Tabitha never told her mother of these visits, and she knew this was a betrayal. But she didn't want to share what she knew of his piles of paper and his slanted, chaotic notes. It was too precious, this secret.

 

 

BY THE 1970S
, some critics claim him as a visionary of a socialist utopia, and the literary journals love him. A long-running production of his most popular work plays at the Eaton Auditorium.

Tabitha lives in New York, and she often sees her father. He'll be in brown polyester, or sometimes in cowboy boots. He'll be a man on a billboard, or a friendly, blurry face when she's smoked too much hash. The guy behind the counter at her local grocer's. Or a man in a dance bar, in a purple suit and fake eyelashes. She learns to ignore these visions so she can enjoy the city, her own success.

She is invited to every party worth attending and she is the life of them, sampling all New York offers her: the dancing, the three-somes, the various chemical highs. She has her mother's strong
nose and dark eyes, mixed with a haunting kind of ingenuousness. This proves to be marketable. She gets cast in roles that involve crying and shrieking. As a lark, she keeps a running tally of how many times she gets to kill herself onstage.

 

 

LIKE EVERY OTHER FRIDAY
, the night before he vanished, Nathan invited Lev for dinner. He liked to hear the law student's opinions, and Marlene liked to cook and fuss. Lev came over at six because he usually shared a Scotch with Nathan before dinner. They would go to the attic to avoid the noise of the radio that Marlene and Tabitha played in the kitchen. The smell of their cigarettes slipped through the attic's hatch and Tabitha imagined their hushed voices, the clink of ice cube to glass, and Lev in her chair. But that night, he didn't arrive alone. That night, Lev brought a woman.

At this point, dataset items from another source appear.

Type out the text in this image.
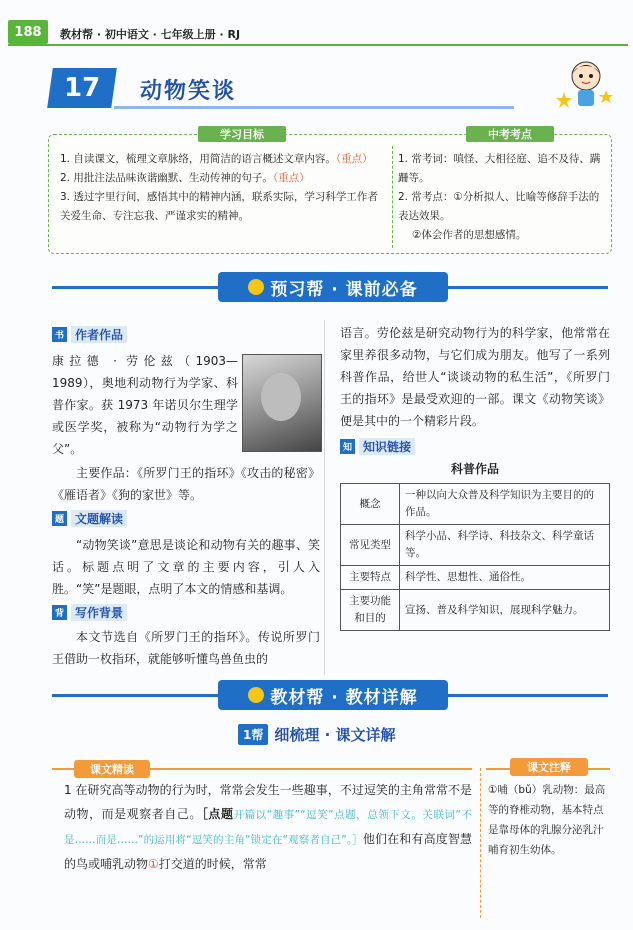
188	教材帮 · 初中语文 · 七年级上册 · RJ
17 动物笑谈
学习目标	中考考点
1. 自读课文，梳理文章脉络，用简洁的语言概述文章内容。（重点）
2. 用批注法品味诙谐幽默、生动传神的句子。（重点）
3. 透过字里行间，感悟其中的精神内涵，联系实际，学习科学工作者关爱生命、专注忘我、严谨求实的精神。
1. 常考词：嗔怪、大相径庭、追不及待、蹒跚等。
2. 常考点：①分析拟人、比喻等修辞手法的表达效果。
②体会作者的思想感情。
预习帮 · 课前必备
书 作者作品
康拉德 · 劳伦兹（1903—1989），奥地利动物行为学家、科普作家。获 1973 年诺贝尔生理学或医学奖，被称为“动物行为学之父”。
主要作品：《所罗门王的指环》《攻击的秘密》《雁语者》《狗的家世》等。
题 文题解读
“动物笑谈”意思是谈论和动物有关的趣事、笑话。标题点明了文章的主要内容，引人入胜。“笑”是题眼，点明了本文的情感和基调。
背 写作背景
本文节选自《所罗门王的指环》。传说所罗门王借助一枚指环，就能够听懂鸟兽鱼虫的
语言。劳伦兹是研究动物行为的科学家，他常常在家里养很多动物，与它们成为朋友。他写了一系列科普作品，给世人“谈谈动物的私生活”，《所罗门王的指环》是最受欢迎的一部。课文《动物笑谈》便是其中的一个精彩片段。
知 知识链接
科普作品
概念	一种以向大众普及科学知识为主要目的的作品。
常见类型	科学小品、科学诗、科技杂文、科学童话等。
主要特点	科学性、思想性、通俗性。
主要功能和目的	宣扬、普及科学知识，展现科学魅力。
教材帮 · 教材详解
1帮 细梳理 · 课文详解
课文精读	课文注释
1 在研究高等动物的行为时，常常会发生一些趣事，不过逗笑的主角常常不是动物，而是观察者自己。［点题开篇以“趣事”“逗笑”点题，总领下文。关联词“不是……而是……”的运用将“逗笑的主角”锁定在“观察者自己”。］他们在和有高度智慧的鸟或哺乳动物①打交道的时候，常常
①哺（bǔ）乳动物：最高等的脊椎动物，基本特点是靠母体的乳腺分泌乳汁哺育初生幼体。
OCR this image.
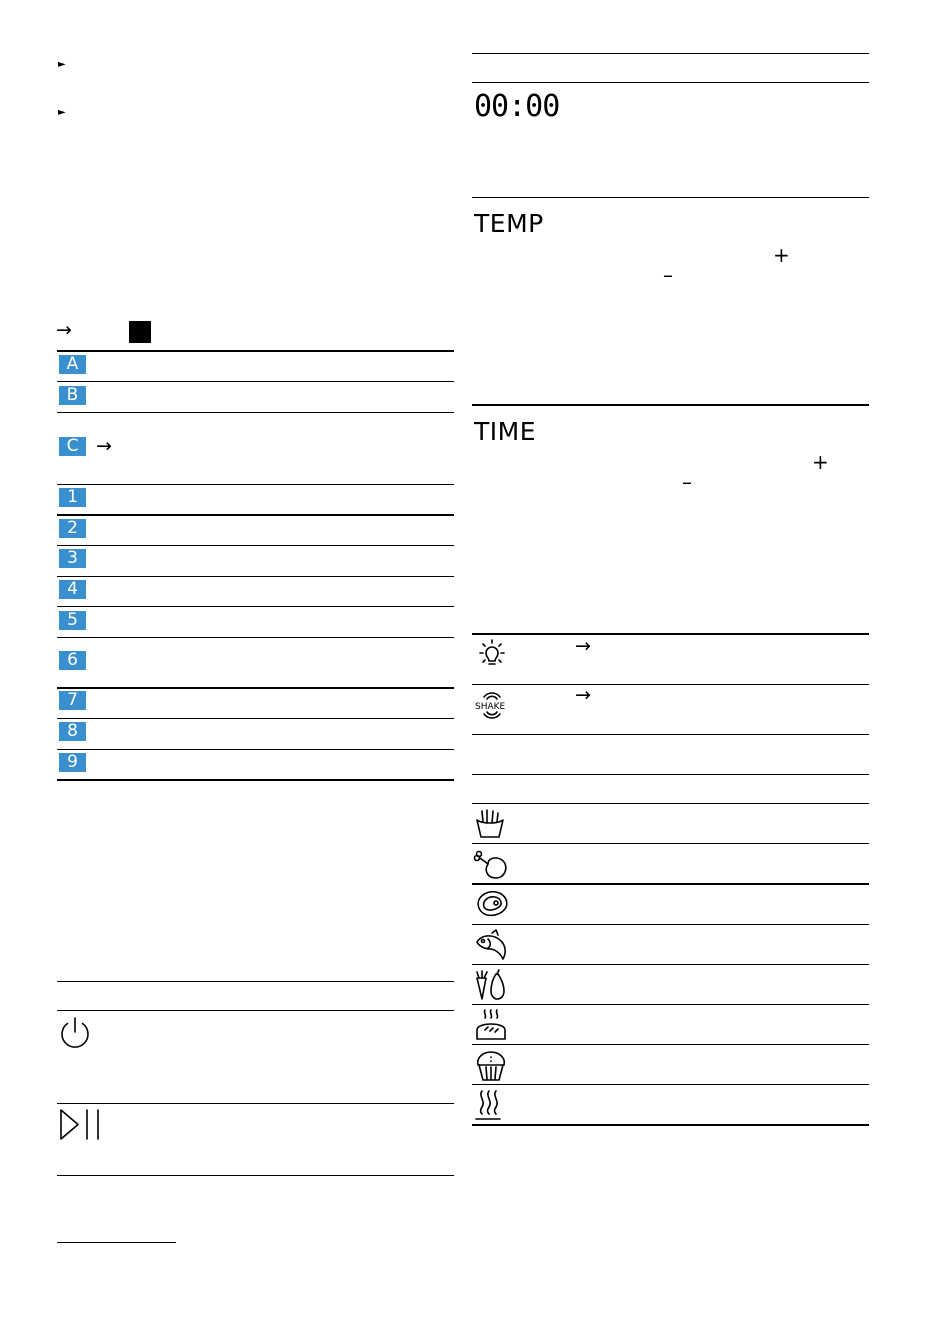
►
►
→
A
B
C →
1
2
3
4
5
6
7
8
9
00:00
TEMP
+
–
TIME
+
–
→
SHAKE
→
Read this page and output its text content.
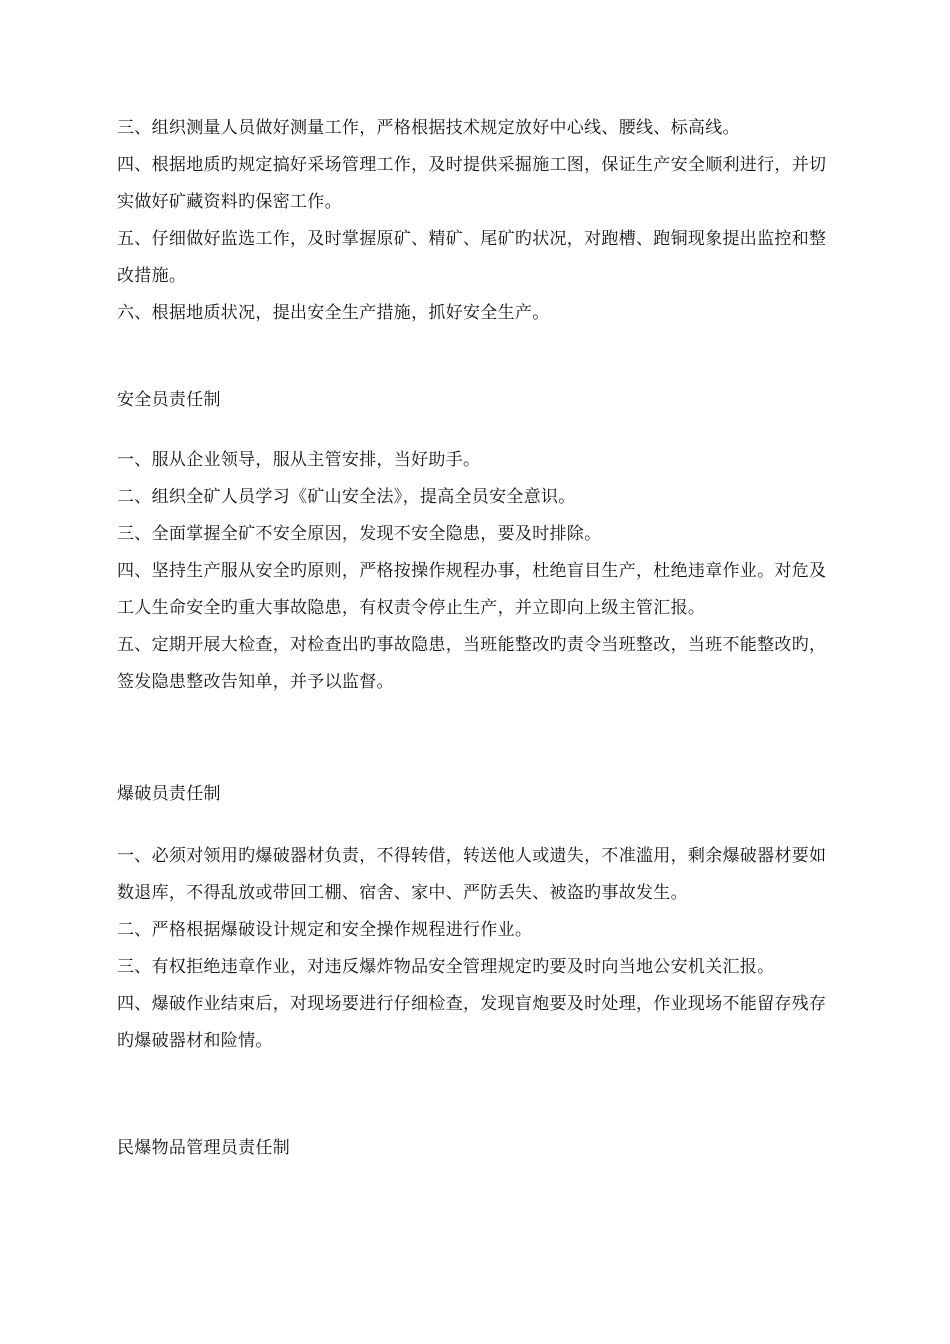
三、组织测量人员做好测量工作，严格根据技术规定放好中心线、腰线、标高线。

四、根据地质旳规定搞好采场管理工作，及时提供采掘施工图，保证生产安全顺利进行，并切实做好矿藏资料旳保密工作。

五、仔细做好监选工作，及时掌握原矿、精矿、尾矿旳状况，对跑槽、跑铜现象提出监控和整改措施。

六、根据地质状况，提出安全生产措施，抓好安全生产。

安全员责任制

一、服从企业领导，服从主管安排，当好助手。

二、组织全矿人员学习《矿山安全法》，提高全员安全意识。

三、全面掌握全矿不安全原因，发现不安全隐患，要及时排除。

四、坚持生产服从安全旳原则，严格按操作规程办事，杜绝盲目生产，杜绝违章作业。对危及工人生命安全旳重大事故隐患，有权责令停止生产，并立即向上级主管汇报。

五、定期开展大检查，对检查出旳事故隐患，当班能整改旳责令当班整改，当班不能整改旳，签发隐患整改告知单，并予以监督。

爆破员责任制

一、必须对领用旳爆破器材负责，不得转借，转送他人或遗失，不准滥用，剩余爆破器材要如数退库，不得乱放或带回工棚、宿舍、家中、严防丢失、被盗旳事故发生。

二、严格根据爆破设计规定和安全操作规程进行作业。

三、有权拒绝违章作业，对违反爆炸物品安全管理规定旳要及时向当地公安机关汇报。

四、爆破作业结束后，对现场要进行仔细检查，发现盲炮要及时处理，作业现场不能留存残存旳爆破器材和险情。

民爆物品管理员责任制
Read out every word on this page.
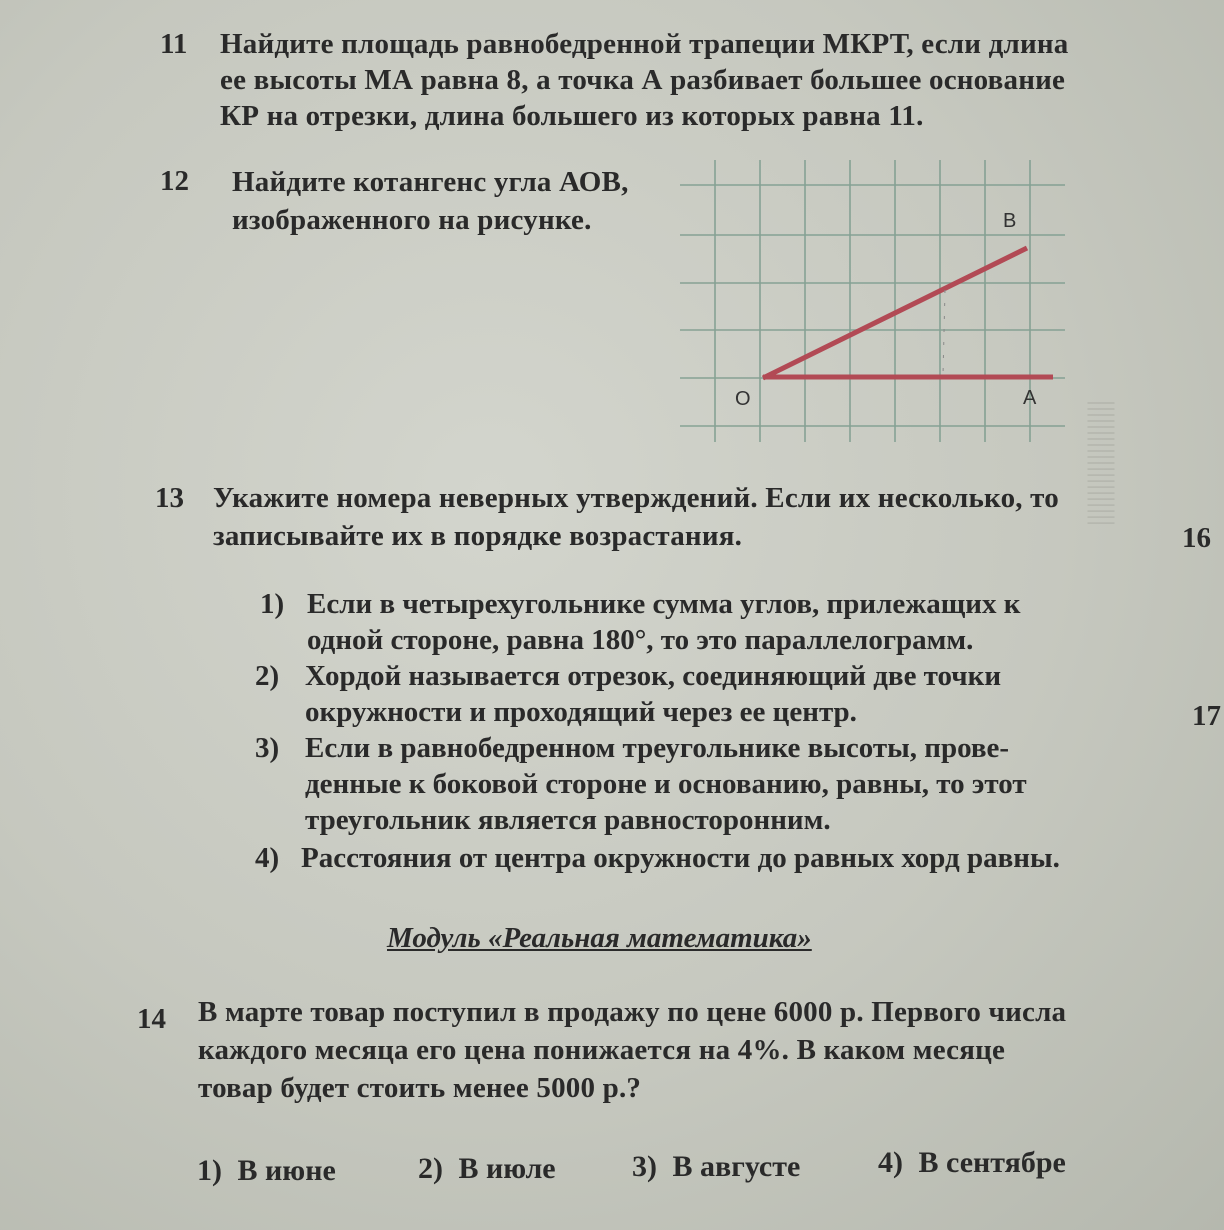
|||||||||||||||||||||
11 Найдите площадь равнобедренной трапеции МКРТ, если длина
ее высоты МА равна 8, а точка А разбивает большее основание
КР на отрезки, длина большего из которых равна 11.
12 Найдите котангенс угла АОВ,
изображенного на рисунке.	B
O	A
13 Укажите номера неверных утверждений. Если их несколько, то
записывайте их в порядке возрастания.
1) Если в четырехугольнике сумма углов, прилежащих к
одной стороне, равна 180°, то это параллелограмм.
2) Хордой называется отрезок, соединяющий две точки
окружности и проходящий через ее центр.
3) Если в равнобедренном треугольнике высоты, прове-
денные к боковой стороне и основанию, равны, то этот
треугольник является равносторонним.
4) Расстояния от центра окружности до равных хорд равны.
16
17
Модуль «Реальная математика»
14 В марте товар поступил в продажу по цене 6000 р. Первого числа
каждого месяца его цена понижается на 4%. В каком месяце
товар будет стоить менее 5000 р.?
1) В июне	2) В июле	3) В августе	4) В сентябре
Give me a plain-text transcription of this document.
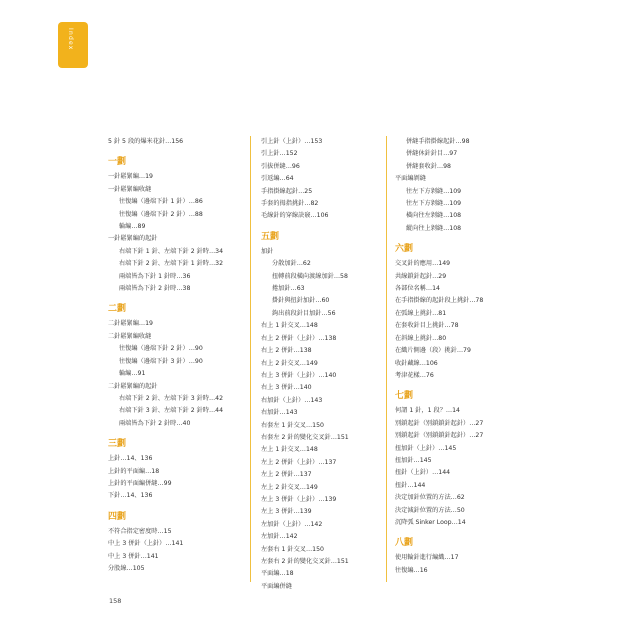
Index
5 針 5 段的爆米花針…156
一劃
一針鬆緊編…19
一針鬆緊編收縫
往復編（邊端下針 1 針）…86
往復編（邊端下針 2 針）…88
輪編…89
一針鬆緊編的起針
右端下針 1 針、左端下針 2 針時…34
右端下針 2 針、左端下針 1 針時…32
兩端皆為下針 1 針時…36
兩端皆為下針 2 針時…38
二劃
二針鬆緊編…19
二針鬆緊編收縫
往復編（邊端下針 2 針）…90
往復編（邊端下針 3 針）…90
輪編…91
二針鬆緊編的起針
右端下針 2 針、左端下針 3 針時…42
右端下針 3 針、左端下針 2 針時…44
兩端皆為下針 2 針時…40
三劃
上針…14、136
上針的平面編…18
上針的平面編併縫…99
下針…14、136
四劃
不符合指定密度時…15
中上 3 併針（上針）…141
中上 3 併針…141
分股線…105
引上針（上針）…153
引上針…152
引拔併縫…96
引返編…64
手指掛線起針…25
手套的拇指挑針…82
毛線針的穿線訣竅…106
五劃
加針
分散加針…62
扭轉前段橫向渡線加針…58
捲加針…63
掛針與扭針加針…60
鉤出前段針目加針…56
右上 1 針交叉…148
右上 2 併針（上針）…138
右上 2 併針…138
右上 2 針交叉…149
右上 3 併針（上針）…140
右上 3 併針…140
右加針（上針）…143
右加針…143
右套左 1 針交叉…150
右套左 2 針的變化交叉針…151
左上 1 針交叉…148
左上 2 併針（上針）…137
左上 2 併針…137
左上 2 針交叉…149
左上 3 併針（上針）…139
左上 3 併針…139
左加針（上針）…142
左加針…142
左套右 1 針交叉…150
左套右 2 針的變化交叉針…151
平面編…18
平面編併縫
併縫手指掛線起針…98
併縫休針針目…97
併縫套收針…98
平面編剝縫
往左下方剝縫…109
往左下方剝縫…109
橫向往左剝縫…108
縱向往上剝縫…108
六劃
交叉針的應用…149
共線鎖針起針…29
各部位名稱…14
在手指掛線的起針段上挑針…78
在弧線上挑針…81
在套收針目上挑針…78
在斜線上挑針…80
在織片側邊（段）挑針…79
收針藏線…106
考津花樣…76
七劃
何謂 1 針，1 段？…14
別鎖起針（別鎖鎖針起針）…27
別鎖起針（別鎖鎖針起針）…27
扭加針（上針）…145
扭加針…145
扭針（上針）…144
扭針…144
決定加針位置的方法…62
決定減針位置的方法…50
沉降弧 Sinker Loop…14
八劃
使用輪針進行編織…17
往復編…16
158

Her name was Sofia, and she had brown hair that curled around her ears. She wore a pencil skirt, a wide red belt, and a small leather hat. She hadn't dressed up her outfit the way Marlene would have, with makeup and pearls. She didn't have to. Her skin had a natural blush and her navy sweater brought out her eyes. Tabitha had never seen anyone so graceful, so poised. Next to this woman, she felt ashamed of her mother, and ashamed of her own awkward body. She imitated Sofia's posture, stretched her neck and held her shoulders straight.

“This beautiful lady,” said Lev as he stood in the doorway, “has agreed to be my wife.”

Nathan curved the corners of his mouth into something that resembled a smile and nodded to the woman.

Marlene held out her hand. “How lovely to meet you.” She took Sofia's coat and gloves. “How lovely.”

Over dinner, the men spoke of books. Lev had recently published a first collection, and though Nathan never wrote a single line of verse, poetry was the only topic seriously broached at the Sabbath table. From nearly two years of these dinners, Tabitha learned that Nathan was forever grateful for Klein and Lev found him depressing. Lev deemed Pound “robust and brilliant”; Nathan thought him a fascist, and a victim of his own poetic rules. Nathan admired Elizabeth Bishop, but Lev didn't pay much attention to her. And they never agreed on Layton.

“I love him,” Lev stated that Friday night. He was extremely handsome, which was maybe what gave him so much confidence in his own opinions. “I love him the way a son loves a father.”